James Pollack accidentally travels back in time to a Lebanese war and encounters the Russian scientist, Natasha, who gives him a medallion that enables him to time travel at will. Natasha has her own neat gadget: a “Black Madonna” doll that produces living holograms. In the future, the narrative reveals, there are populations of people who exist only as holograms. But the presence of “virtual people” depends on which dimension one’s visiting, and it’s hard to know which is which since the text doesn’t provide signposts for those landscapes. In fact, there are also “parallel universes,” including one where people have “the ability to think instantly about anything.” Man doesn’t say why this ability is notable, although it turns out that all the males in this version of Earth are holograms because males are no longer naturally born.

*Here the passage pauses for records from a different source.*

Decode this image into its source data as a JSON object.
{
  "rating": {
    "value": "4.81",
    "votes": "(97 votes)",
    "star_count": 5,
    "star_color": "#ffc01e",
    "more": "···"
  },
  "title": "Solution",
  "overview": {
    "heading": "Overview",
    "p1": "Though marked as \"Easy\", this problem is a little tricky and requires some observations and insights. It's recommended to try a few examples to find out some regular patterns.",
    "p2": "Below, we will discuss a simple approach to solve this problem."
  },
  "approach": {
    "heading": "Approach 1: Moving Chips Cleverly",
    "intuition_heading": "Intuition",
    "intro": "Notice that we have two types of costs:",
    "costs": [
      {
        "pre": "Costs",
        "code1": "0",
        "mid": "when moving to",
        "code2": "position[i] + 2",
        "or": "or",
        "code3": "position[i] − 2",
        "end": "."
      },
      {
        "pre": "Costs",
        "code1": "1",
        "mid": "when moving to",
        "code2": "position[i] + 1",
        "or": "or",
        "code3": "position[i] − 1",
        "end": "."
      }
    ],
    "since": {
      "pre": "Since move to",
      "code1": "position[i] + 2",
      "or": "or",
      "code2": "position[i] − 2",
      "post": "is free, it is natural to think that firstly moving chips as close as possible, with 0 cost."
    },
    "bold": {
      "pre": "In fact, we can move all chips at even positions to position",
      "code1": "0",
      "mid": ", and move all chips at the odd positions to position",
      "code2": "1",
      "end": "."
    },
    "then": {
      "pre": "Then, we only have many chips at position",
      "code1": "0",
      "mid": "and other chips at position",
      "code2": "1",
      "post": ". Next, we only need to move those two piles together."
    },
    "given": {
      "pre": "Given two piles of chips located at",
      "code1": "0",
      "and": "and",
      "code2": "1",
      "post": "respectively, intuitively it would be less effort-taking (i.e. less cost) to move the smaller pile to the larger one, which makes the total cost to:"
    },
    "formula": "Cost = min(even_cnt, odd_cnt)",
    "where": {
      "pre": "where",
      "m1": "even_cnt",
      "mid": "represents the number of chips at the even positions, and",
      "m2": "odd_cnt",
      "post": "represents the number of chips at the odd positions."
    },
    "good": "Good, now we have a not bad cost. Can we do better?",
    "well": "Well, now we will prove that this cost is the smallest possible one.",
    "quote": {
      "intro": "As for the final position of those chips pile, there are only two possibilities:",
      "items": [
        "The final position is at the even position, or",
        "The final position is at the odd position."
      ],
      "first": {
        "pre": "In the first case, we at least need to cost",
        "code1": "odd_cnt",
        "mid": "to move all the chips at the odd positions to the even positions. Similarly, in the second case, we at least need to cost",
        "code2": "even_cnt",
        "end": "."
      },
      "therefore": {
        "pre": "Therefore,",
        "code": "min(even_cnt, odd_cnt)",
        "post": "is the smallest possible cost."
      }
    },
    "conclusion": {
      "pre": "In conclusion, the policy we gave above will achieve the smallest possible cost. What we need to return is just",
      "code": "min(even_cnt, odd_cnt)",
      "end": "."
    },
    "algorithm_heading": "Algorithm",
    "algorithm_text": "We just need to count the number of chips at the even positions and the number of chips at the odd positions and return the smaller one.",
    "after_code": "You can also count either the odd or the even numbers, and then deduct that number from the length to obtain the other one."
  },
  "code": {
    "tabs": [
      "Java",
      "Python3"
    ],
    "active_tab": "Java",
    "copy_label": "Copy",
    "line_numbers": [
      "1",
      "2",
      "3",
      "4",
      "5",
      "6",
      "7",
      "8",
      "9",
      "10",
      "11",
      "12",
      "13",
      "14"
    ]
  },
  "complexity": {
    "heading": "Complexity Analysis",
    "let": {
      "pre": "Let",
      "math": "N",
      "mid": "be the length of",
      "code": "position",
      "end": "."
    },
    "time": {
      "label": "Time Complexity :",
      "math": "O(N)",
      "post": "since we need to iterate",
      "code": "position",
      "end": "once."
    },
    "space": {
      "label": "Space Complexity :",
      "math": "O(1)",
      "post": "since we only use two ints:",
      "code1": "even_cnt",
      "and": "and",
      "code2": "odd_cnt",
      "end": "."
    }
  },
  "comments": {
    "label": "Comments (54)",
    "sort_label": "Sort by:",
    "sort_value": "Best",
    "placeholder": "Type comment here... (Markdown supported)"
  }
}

And why is that? Natasha suspects “a new world order tried to control the population with modified genetics in crops.” In this universe, a lively sex scene involving James and Natasha results in a pregnancy, which provides a rare linear subplot. Otherwise, the purpose of all the interdimensional traveling remains as obscure as the book’s subtitle. The title, which means “Keeping God’s Secret,” is never fleshed out, either. The set-piece sojourns deliver some tension, but these flag with litanies of pseudo-scientific language that go unexplained. For example, communication across the universe is said to be facilitated by “Quantum weirdness,” and the government is developing “a new dilithium warp drive using Z-pinch technology.” An equally serious problem afflicting the text is a lack of proofreading, which results in a torrent of typos, misspellings, misplaced apostrophes and so forth.

Offers some interesting fragments about our dystopian future, but frequent mistakes make a nearly impenetrable narrative even more difficult to read.